Biden's proclamation signifies a formal adoption of a day that a growing number of states and cities have come to acknowledge. Last week, Boston joined Arizona, Oregon, Texas, Louisiana, Washington, D.C., and several other states in dedicating a second Monday in October to Indigenous Peoples' Day. Native Americans have borne the brunt of the work to make that happen.

Many state and local governments have gone a step further. More than a dozen states and well over 100 cities celebrate the day, with many of them having altogether dropped the holiday honoring Columbus to replace it with Indigenous Peoples' Day.

What might seem to some like a simple name change can lead to real social progress for Indigenous Americans, said Van Heuvelen.

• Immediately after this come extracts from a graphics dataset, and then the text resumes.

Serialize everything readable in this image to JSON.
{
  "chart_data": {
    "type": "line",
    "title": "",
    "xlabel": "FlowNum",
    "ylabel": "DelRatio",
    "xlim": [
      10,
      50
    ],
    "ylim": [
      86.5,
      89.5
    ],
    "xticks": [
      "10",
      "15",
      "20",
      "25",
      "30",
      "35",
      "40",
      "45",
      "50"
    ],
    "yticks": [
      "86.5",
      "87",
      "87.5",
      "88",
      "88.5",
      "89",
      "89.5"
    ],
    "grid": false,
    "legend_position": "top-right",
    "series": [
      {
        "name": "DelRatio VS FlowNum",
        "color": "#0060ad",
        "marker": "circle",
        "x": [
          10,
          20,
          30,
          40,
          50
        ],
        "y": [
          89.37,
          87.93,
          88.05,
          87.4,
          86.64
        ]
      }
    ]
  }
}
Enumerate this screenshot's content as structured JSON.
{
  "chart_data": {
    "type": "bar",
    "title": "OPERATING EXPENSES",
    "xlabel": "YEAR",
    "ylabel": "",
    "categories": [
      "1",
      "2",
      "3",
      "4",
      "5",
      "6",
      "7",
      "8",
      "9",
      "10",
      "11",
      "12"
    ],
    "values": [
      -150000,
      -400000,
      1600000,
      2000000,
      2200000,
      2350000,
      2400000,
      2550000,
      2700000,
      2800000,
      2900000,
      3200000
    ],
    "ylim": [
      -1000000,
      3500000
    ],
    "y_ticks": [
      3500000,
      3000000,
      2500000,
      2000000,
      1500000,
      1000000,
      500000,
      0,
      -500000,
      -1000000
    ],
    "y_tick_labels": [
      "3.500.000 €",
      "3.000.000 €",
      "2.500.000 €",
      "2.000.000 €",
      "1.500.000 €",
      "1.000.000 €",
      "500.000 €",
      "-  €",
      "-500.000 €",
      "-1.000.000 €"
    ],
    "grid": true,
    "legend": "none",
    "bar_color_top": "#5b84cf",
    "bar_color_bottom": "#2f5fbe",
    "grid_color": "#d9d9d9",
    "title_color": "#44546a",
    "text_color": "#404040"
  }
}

"What these changes accomplish, piece by piece, is visibility for Native people in the United States," she said. "Until Native people are or are fully seen in our society and in everyday life, we can't accomplish those bigger changes. As long as Native people remain invisible, it's much more easier for people to look past those real issues and those real concerns within those communities."

What about Columbus Day?

Columbus Day remains a federal holiday that gives federal government employees the day off from work.

The day was first founded as a way to appreciate the mistreatment of Italian Americans, and Congress eventually made it a federal holiday in 1934.

"Italian American culture is important, and I think there are other times and places to recognize that. But I think it's also important to also recognize the history of Columbus Day itself," said Baca. "Should we recognize a man whose labors killed children, killed women and decimated the Native American population here? I don't think that is something that we want to be honored."

Monday marks Oregon's first statewide recognition of Indigenous Peoples' Day, in place of Columbus Day, after its legislature passed a bill brought by its Indigenous lawmakers. Rep. Tawna Sanchez, one of those lawmakers, says the movement to recognize the day is an ideal time to capitalize on the momentum of political recognition.

"I don't know that we'll ever get to a place where people have their land back or have the recognition of who they are, to the degree that we that we need to or should. But the fact that people are paying attention at this very moment — that's important, because we will have a greater opportunity to educate people and help them understand why we are where we are right now," she said.